Out-of-order updates
DMS allows you to configure the number of threads for target writes, and the number of queues used to feed those threads. This can improve performance, but risks applying changes out-of order. For example, an order might have several status changes – placed, address verified, credit verified, sent to warehouse – that happen in a short time period. If different threads handle these updates, then the data lake might say that the status is “address verified” while the actual database says “sent to warehouse” simply because the incorrect status appeared in the stream after the correct status.
The actual risk will depend on your specific application, how rapidly it updates the same row, and whether the order of updates will affect your analytics. For example, if you care only about the number of orders that are shipped or not, it won’t matter that the intermediate statuses are applied out-of-order (assuming there’s a time gap between sending the order to the warehouse and actually shipping it).
In my test, running a benchmark that made frequent updates, I did not see issues with out-of-order updates: the final state of my data lake matched the final state of my source database. However, I wouldn’t rely on that in a real-world environment. At the least, I would perform frequent cross-check queries to ensure that the databases match.
Lack of referential integrity
Related to out-of-order updates, rows might be inserted into one table before the rows that they refer to are inserted into another table. As long as the source maintains its own referential integrity constraints, then the data lake will be eventually consistent. But you should be aware that any given join might not select all of the rows that you expect.
Schema changes
If you change the schema on the source, that change isn’t replicated to the data lake. Instead, you have to update the Glue table definitions to include any added columns (and, if the transformation Lambda changes field names, update it as well).

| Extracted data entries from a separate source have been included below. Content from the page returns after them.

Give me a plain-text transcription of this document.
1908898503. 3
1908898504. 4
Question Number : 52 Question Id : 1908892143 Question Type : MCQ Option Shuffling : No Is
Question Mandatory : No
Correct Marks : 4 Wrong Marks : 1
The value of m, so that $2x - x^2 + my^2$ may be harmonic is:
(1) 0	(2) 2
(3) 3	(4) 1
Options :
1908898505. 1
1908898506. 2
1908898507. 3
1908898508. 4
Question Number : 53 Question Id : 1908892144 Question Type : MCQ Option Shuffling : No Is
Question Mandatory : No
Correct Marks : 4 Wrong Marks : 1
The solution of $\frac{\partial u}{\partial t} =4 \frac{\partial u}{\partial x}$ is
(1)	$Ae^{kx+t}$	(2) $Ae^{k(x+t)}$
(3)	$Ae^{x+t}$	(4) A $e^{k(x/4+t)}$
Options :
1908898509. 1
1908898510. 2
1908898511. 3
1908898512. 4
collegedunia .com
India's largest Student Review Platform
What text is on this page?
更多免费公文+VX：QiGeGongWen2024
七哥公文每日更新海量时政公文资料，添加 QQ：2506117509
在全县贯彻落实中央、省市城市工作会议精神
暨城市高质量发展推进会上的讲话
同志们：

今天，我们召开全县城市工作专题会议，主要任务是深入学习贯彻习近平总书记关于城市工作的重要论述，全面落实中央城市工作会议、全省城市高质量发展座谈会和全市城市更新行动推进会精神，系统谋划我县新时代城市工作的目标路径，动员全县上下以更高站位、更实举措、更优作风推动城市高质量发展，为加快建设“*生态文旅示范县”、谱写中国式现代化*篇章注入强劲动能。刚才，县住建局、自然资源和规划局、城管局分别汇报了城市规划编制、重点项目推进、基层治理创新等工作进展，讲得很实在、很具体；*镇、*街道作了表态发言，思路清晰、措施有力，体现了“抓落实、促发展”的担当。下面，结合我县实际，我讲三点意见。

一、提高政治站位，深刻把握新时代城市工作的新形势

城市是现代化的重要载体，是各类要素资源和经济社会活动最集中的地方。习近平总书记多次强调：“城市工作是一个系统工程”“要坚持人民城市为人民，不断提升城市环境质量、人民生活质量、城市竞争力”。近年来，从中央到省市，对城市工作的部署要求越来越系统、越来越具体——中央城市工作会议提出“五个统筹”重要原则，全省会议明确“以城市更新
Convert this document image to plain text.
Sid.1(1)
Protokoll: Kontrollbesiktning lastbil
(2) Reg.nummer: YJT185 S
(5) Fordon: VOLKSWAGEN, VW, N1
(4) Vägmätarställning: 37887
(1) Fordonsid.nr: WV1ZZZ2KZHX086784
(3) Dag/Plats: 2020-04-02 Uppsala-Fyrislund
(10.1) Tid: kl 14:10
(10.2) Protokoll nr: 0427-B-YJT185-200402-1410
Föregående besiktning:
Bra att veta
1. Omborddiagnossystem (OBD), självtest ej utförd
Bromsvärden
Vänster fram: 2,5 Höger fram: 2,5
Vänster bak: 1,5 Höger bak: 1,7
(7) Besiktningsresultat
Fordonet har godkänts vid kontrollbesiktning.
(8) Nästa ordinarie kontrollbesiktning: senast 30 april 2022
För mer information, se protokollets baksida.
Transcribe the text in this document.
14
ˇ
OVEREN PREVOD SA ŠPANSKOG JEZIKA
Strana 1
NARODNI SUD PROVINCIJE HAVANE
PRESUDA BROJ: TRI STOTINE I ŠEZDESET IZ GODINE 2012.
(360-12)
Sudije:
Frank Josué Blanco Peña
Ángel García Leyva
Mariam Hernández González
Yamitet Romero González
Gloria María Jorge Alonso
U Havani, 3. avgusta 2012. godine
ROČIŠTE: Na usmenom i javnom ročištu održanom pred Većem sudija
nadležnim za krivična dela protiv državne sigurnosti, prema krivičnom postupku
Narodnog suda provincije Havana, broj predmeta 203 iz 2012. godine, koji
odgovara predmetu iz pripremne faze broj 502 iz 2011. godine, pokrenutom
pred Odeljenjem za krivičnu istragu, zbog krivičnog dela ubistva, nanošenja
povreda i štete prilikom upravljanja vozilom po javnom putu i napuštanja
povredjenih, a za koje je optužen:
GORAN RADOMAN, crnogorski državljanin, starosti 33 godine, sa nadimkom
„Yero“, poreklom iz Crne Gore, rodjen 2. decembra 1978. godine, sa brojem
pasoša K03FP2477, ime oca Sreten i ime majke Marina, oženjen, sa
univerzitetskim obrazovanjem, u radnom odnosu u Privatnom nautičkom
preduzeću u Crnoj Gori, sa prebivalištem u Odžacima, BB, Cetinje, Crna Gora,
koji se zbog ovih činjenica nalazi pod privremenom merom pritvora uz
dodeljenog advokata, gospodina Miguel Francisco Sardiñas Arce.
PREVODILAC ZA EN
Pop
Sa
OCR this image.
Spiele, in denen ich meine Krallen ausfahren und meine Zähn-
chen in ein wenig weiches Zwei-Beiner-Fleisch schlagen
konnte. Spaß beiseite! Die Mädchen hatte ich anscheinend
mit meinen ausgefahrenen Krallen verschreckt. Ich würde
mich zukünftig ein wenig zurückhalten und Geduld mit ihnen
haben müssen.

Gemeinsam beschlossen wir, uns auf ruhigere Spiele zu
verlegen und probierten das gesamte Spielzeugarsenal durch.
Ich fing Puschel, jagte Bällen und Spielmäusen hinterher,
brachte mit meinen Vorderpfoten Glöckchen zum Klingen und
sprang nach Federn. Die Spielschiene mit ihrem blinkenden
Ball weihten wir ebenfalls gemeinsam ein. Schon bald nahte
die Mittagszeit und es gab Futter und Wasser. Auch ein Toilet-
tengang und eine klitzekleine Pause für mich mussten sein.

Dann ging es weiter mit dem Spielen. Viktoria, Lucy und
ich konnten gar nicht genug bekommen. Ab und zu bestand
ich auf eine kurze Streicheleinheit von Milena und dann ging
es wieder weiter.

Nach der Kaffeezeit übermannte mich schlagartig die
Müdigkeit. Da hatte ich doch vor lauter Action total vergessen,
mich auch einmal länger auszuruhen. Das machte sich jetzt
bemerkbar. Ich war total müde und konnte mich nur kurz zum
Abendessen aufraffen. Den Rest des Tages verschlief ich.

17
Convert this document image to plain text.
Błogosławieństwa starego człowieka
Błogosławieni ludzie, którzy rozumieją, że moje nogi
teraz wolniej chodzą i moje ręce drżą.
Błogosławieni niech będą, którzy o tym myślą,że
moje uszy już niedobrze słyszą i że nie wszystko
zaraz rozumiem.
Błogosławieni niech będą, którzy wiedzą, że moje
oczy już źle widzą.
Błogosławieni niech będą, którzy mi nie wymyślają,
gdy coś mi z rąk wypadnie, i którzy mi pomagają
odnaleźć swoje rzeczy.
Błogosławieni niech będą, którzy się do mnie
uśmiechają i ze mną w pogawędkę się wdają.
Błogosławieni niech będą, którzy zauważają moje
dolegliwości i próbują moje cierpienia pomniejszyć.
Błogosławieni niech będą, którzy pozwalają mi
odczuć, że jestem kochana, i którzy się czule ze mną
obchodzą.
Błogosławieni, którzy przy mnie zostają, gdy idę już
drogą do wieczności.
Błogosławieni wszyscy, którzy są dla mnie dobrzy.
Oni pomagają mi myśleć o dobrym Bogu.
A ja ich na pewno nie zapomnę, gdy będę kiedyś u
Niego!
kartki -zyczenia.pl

If you add a column with a default value, be aware that there’s no way to tell Glue about that default. Any existing rows will have null
for that column’s value. If the default value is important to you, I believe that the best solution is to create a view that uses the coalesce
function to replace nulls.
Dangling replication sets
When you first start a replication task, it creates two pglogical
replication sets, along with a replication slot. If you then delete that task, it does not clean up these resources. This is not an issue for a production deployment, since you probably won’t delete the task. But it may become an issue in development, where you might experiment with different task configurations using infrastructure-as-code.
To identify the replication slots and replica sets, use the following queries:
select * from pg_replication_slots; select * from pglogical.replication_set;
I recommend running these two queries before creating any replication tasks, so that you can see what resources exist outside of DMS (most likely, there won’t be any). Then, after deleting a DMS task, run the two queries again and use the following queries to delete the no longer used slots/sets (these are functions, rather than procedures, so must be invoked using SELECT
):
select pg_drop_replication_slot('SLOT_NAME'); select pglogical.drop_replication_set('REPLICATION_SET_NAME');
Conclusion
DMS provides one relatively simple solution to replicate line-of-business systems into your data lake. It avoids custom code, meaning that you can get something deployed quickly. And in many cases, it will be sufficient.
But, as you’ve seen with my comments above, there are still challenges. In particular, because DMS is a “black box” that provides minimal information when things go wrong. The DMS team produced a four-part blog about how to debug your jobs. I, personally, would be much more comfortable if AWS were to open-source DMS, allowing its users the ability to understand how the data moves through the pipeline.